Nos games, temos personagens como o coronel bixessual Yevgeny Borisovitch Volgin, de “Metal Gear Solid 3”; o homoxessual Kung Jin, de “Mortal Kombat X”; a lésbica Asellus, de “SaGa Frontier”, e Birdo, primeiro personagem transgênero do título de “Super Mario Bros. 2” da Nintendo, mesmo a empresa não confirmando essa informação. Outra perspectiva no mundo dos games é o jogador decidir a sexualidade de seu personagem, algo que podemos conferir nos títulos de “Mass Effect”, “Fable” e “Dragon Age”.

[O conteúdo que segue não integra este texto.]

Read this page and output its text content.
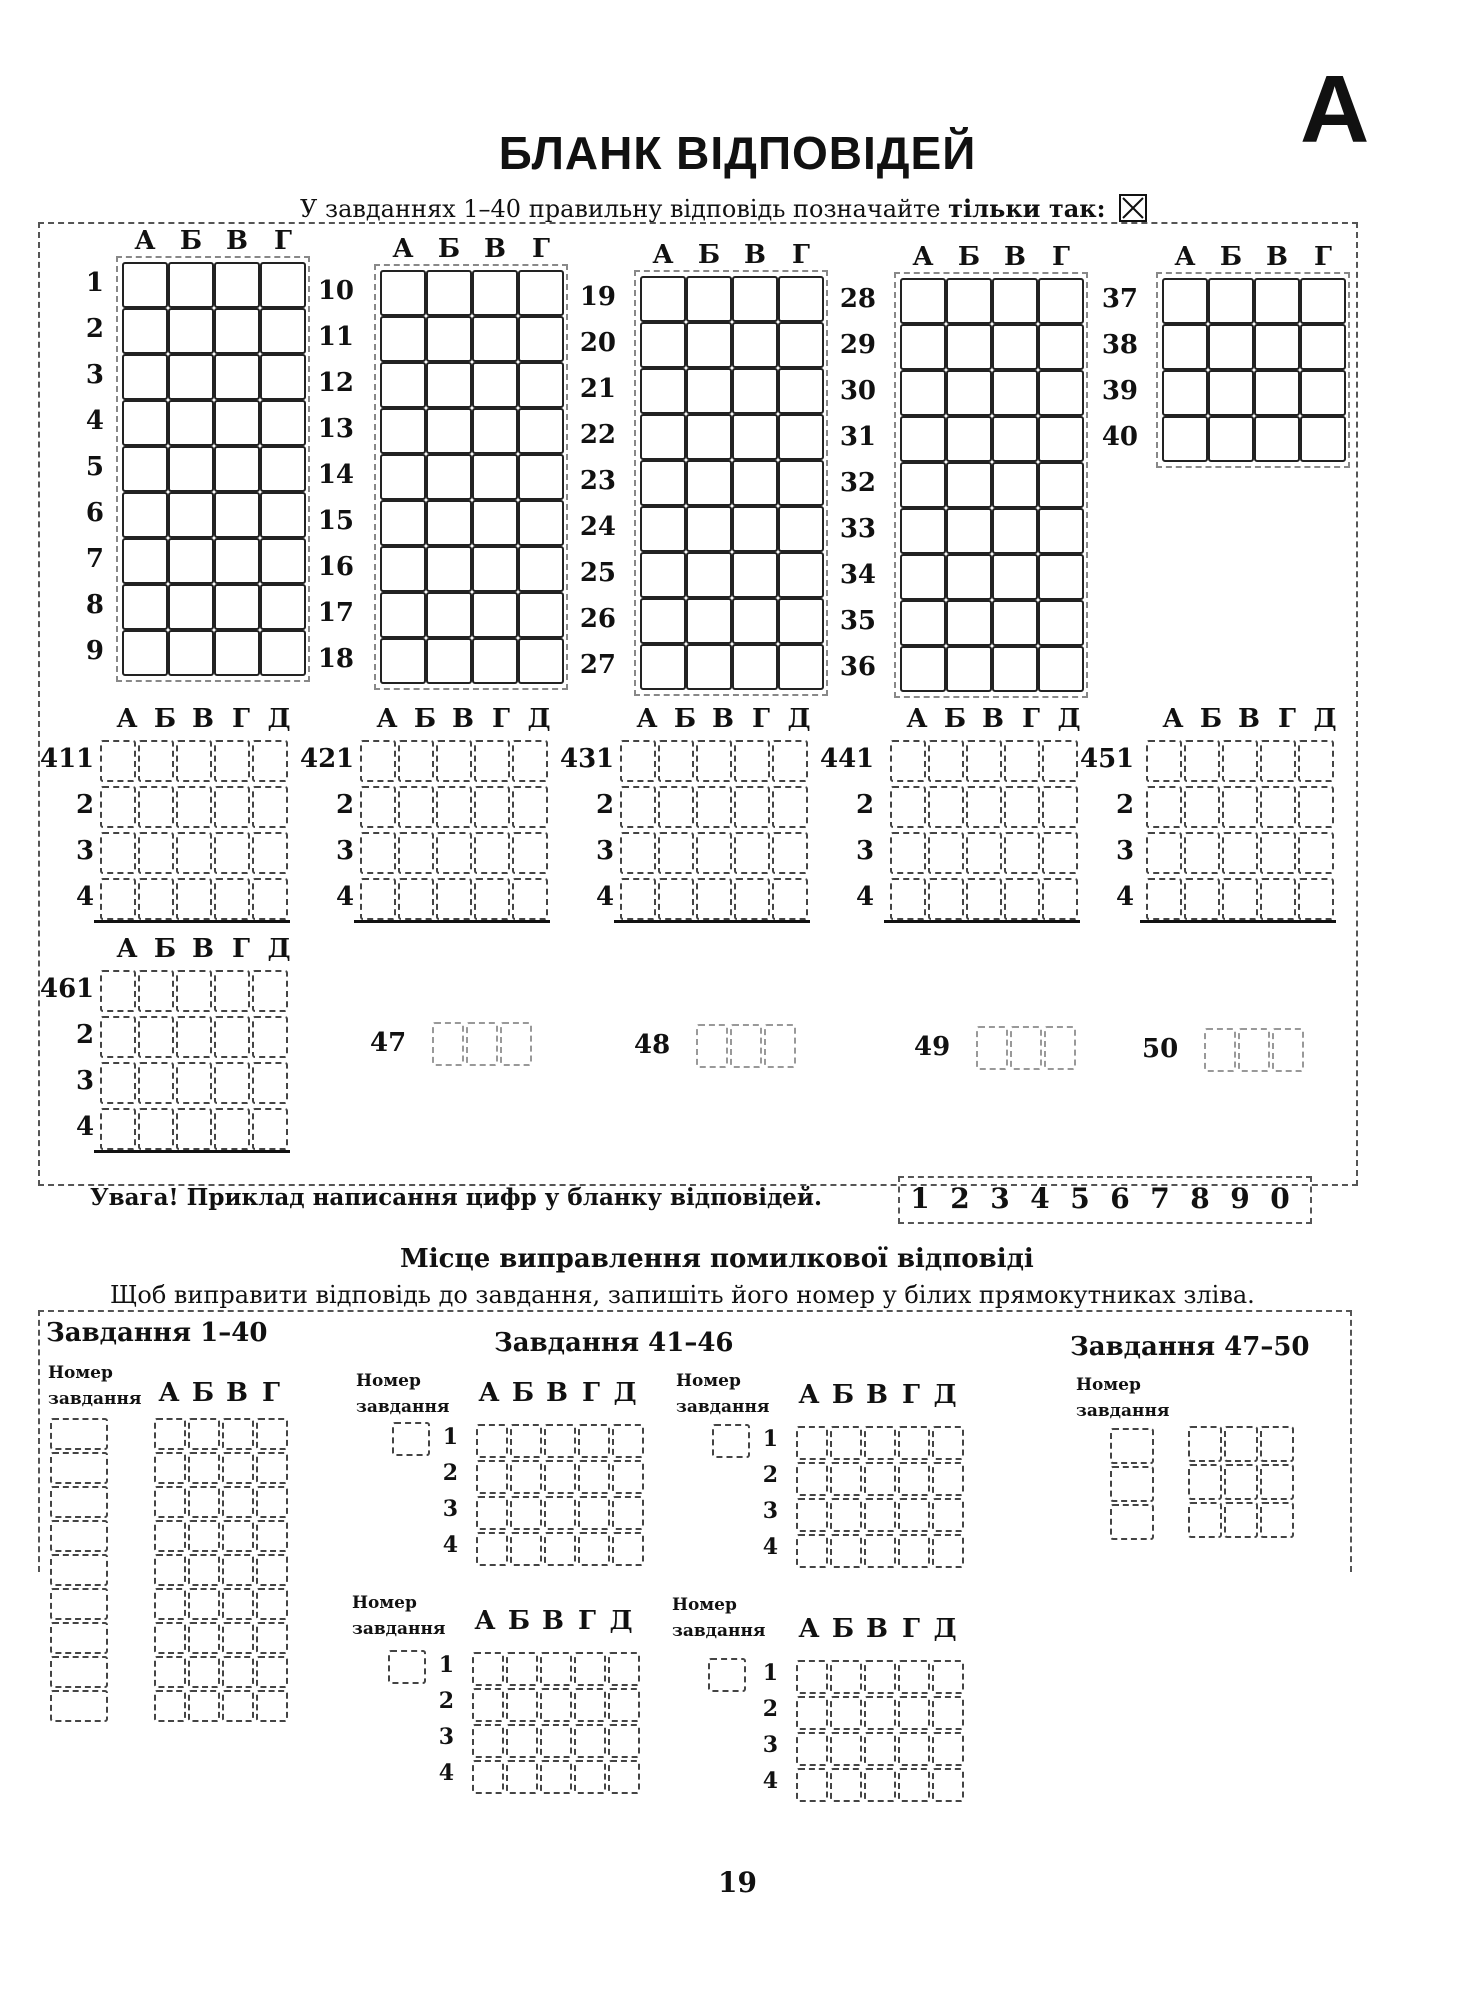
A
БЛАНК ВІДПОВІДЕЙ
У завданнях 1–40 правильну відповідь позначайте тільки так:
А Б В	Г
1
2
3
4
5
6
7
8
9
А Б В	Г
10
11
12
13
14
15
16
17
18
А Б В	Г
19
20
21
22
23
24
25
26
27
А Б В	Г
28
29
30
31
32
33
34
35
36
А Б В	Г
37
38
39
40
А Б В Г Д
41 1
2
3
4
А Б В Г Д
42 1
2
3
4
А Б В Г Д
43 1
2
3
4
А Б В Г Д
44 1
2
3
4
А Б В Г Д
45 1
2
3
4
А Б В Г Д
46 1
2
3
4
47	48	49	50
Увага! Приклад написання цифр у бланку відповідей.	1 2 3 4 5 6 7 8 9 0
Місце виправлення помилкової відповіді
Щоб виправити відповідь до завдання, запишіть його номер у білих прямокутниках зліва.
Завдання 1–40	Завдання 41–46	Завдання 47–50
Номер
завдання А Б В Г	Номер
завдання А Б В Г Д
1
2
3
4
Номер
завдання А Б В Г Д
1
2
3
4
Номер
завдання А Б В Г Д
1
2
3
4
Номер
завдання А Б В Г Д
1
2
3
4
Номер
завдання
19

Graças a Deus, “nós caímos para levantar”, a nuvem passou (nós permanecemos atentos se surgirem outras), e podemos continuar nos vendo representados nos quadrinhos, nos games e no cinema, além de conversar sobre as tramas, os desejos e conflitos internos de nossos super heróis, pois as HQs são inevitáveis para uma sociedade extrapower!
Se não tivéssemos os quadrinhos, não seria possível ver a obra do saudoso cartunista baiano Antônio Cedraz, criador da ‘Turma do Xaxado’, além dos talentos dos pernambucanos Eron Villar, Rafael SAN, Fábio Paiva, Luciano Félix, Thony Silas, Roberta Cirne e tantos outros.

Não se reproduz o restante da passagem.